Evitando spoiler consistenti, potrei così riassumere la main quest di The Witcher 2: Assassins of Kings: un super cattivo ipertrofico entra in scena, e “grazie” a Geralt che – per ragioni di trama – si muove al rallentatore riesce a compiere un atto di una crudeltà efferata, quindi salta fuori portata. Inizia così un inseguimento che dura per tutto il gioco; c’è anche uno scontro, circa a metà avventura, che però si risolve con la fuga dell’infame, perché insomma è il boss finale, e quindi non è ancora giunto il momento di sconfiggerlo. Dopo varie peripezie, il nostro eroe riesce a confrontarsi con la sua nemesi, ascolta lo spiegone finale e lo batte in un duello tesissimo. Ci sarebbe ben altro da dire, ma “questa è un’altra storia”, conclusione canonica che andava bene ai tempi del primo Conan; oggi, in quanto abusata, tende a causarmi fastidi vari (ulcera, emicrania,…). Davvero, è tutto qui. Ora che ci penso, al netto di alcuni dettagli, questa è anche la main quest del primo The Witcher! Confrontare per credere. Gli assassini di re hanno talmente poco peso nell’economia di gioco che il secondo colossal di CD Projekt RED avrebbe tranquillamente potuto chiamarsi The Witcher 2: L’eliminazione del Kayran e la maledizione di Sabrina Glevissig.
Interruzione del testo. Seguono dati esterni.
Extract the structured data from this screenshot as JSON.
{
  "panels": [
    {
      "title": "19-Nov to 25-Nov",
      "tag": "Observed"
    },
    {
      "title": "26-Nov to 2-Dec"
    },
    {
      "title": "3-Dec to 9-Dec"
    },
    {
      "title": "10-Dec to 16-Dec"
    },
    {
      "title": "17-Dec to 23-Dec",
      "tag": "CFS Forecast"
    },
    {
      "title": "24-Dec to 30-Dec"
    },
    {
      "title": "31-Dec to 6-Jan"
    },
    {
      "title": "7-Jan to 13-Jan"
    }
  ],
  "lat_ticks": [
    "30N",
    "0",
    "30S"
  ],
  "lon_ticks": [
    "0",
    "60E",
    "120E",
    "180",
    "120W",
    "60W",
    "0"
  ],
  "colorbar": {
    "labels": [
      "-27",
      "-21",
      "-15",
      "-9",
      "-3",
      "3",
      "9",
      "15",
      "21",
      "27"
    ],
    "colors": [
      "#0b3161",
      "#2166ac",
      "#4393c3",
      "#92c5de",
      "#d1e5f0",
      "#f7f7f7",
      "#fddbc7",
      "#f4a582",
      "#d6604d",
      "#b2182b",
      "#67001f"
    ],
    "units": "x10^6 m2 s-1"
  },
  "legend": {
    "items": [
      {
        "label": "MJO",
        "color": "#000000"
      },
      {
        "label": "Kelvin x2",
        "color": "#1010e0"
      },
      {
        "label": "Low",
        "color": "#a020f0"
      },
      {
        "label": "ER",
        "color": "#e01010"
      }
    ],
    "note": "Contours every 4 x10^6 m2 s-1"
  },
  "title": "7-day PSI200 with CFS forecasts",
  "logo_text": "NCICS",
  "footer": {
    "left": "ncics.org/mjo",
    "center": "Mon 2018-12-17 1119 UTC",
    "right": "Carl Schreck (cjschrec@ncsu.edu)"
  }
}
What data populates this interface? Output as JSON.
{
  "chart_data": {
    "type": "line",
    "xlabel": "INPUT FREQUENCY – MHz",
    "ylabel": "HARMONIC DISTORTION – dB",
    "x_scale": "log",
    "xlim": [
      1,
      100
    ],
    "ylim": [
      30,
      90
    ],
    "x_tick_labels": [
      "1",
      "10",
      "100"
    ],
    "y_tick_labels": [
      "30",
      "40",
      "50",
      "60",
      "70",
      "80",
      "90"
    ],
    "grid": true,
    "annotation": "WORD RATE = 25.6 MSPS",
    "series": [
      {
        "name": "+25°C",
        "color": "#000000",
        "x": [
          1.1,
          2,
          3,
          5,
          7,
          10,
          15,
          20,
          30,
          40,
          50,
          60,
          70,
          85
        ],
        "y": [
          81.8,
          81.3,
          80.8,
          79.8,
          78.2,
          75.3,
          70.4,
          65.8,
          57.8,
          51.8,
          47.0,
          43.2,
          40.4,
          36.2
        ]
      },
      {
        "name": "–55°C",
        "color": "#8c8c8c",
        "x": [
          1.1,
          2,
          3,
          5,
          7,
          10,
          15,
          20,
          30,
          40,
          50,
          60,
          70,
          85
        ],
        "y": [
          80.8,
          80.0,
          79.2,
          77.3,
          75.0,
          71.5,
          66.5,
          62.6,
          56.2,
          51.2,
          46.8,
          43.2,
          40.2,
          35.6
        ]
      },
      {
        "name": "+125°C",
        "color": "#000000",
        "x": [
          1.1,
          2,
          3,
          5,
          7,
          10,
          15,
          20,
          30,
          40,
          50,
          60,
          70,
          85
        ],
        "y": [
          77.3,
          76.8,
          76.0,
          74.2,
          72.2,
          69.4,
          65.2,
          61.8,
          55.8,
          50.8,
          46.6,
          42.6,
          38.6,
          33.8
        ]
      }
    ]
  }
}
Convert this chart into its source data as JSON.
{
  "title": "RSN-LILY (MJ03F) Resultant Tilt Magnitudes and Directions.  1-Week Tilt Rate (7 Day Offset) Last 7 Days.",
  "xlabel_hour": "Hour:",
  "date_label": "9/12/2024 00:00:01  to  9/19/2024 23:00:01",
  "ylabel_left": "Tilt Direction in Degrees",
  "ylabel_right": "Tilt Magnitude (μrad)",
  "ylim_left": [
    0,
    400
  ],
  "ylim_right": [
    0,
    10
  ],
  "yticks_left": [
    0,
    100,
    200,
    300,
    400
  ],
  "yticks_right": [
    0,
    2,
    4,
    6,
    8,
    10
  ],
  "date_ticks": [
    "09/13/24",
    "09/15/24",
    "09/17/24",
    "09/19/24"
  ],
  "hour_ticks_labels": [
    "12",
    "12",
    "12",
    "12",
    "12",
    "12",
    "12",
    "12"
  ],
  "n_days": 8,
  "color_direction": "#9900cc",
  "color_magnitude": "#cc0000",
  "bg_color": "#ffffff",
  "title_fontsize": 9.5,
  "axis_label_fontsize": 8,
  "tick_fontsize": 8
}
Similmente, le main quest di alcuni celebri giochi, se analizzate obbiettivamente, si rivelano di una pochezza disarmante. Il primo Fallout ci chiede di recuperare un chip per la purificazione dell’acqua, perché le menti rinchiuse nel Vault non sono in grado di produrne un altro o di riparare quello attualmente in uso (davvero? Gli stessi dev – Interplay, già capitanati dal carismatico Brian Fargo – si sono resi conto di ciò, e nel secondo titolo post-apocalittico da loro realizzato fanno menzione di una scatola zeppa di chip consegnata per sbaglio ad un altro Vault). Fallout 3 di Bethesda ci coinvolge, ancora una volta, in una missione che ha a che fare con la purificazione dell’acqua, e incidentalmente con il ritrovamento di nostro padre. Quasi tutti i giochi di BioWare ci chiedono di rinvenire le tracce di un’antica civiltà che si è risvegliata e minaccia il Thedas/l’Antica Cina/la Galassia lontana lontana, e di recuperare i frammenti di una mappa o reliquia. Oblivion, ultimo ma non ultimo, esige che noi si chiuda buona parte dei portali dell’omonima dimensione infernale, una noia che – se possibile – vi consiglio di evitare, concentrandovi piuttosto sulle bellissime missioni di gilda.
la bontà di un GdR è sovente determinata da altri fattori, rispetto alla missione principale
Va detto che la main quest del primo Fallout muta “presto” in qualcos’altro di più interessante, e che è retta dal fattore d’urgenza (i famosi 150 giorni di tempo, prima che il Vault esaurisca la riserva d’acqua), ma in definitiva, per trovare qualcosa d’eccezionale, occorre sempre citare i soliti… anzi, il solito noto: parlo, ovviamente, di quel Planescape: Torment che è riuscito a cucire la main quest intorno alle vicende del nosto personaggio, il Nameless One, presentando una serie di eventi che quasi mai (Curst, forse, è un tantino superflua) si discostano dal fil rouge, una storia che usa sapientemente il fattore amnesia come pernio della narrazione.
Per dire, tutte le missioni alla società dei Sensati sono indispensabili per meglio comprendere la NOSTRA storia, laddove nel secondo atto di The Witcher 2 è di scena il recupero delle sacre reliquie (ben cinque, non potevano essere una di meno, chiaramente!), con il gioco che dà per assunto che Geralt non sia in grado di trovare le tracce dei suoi nemici senza l’aiuto di lascivi sovrani, pomposi diplomatici e lunghe rievocazioni belliche (dov’è finita, a tal proposito, la famosa neutralità dei Witcher di cui – alla bisogna – potevamo fare sfoggio durante il primo titolo?). Ma questi sono tutti i danni fatti da Il Trono di Spade (un’altra storia, in definitiva!), di cui parlerò magari in un prossimo editoriale.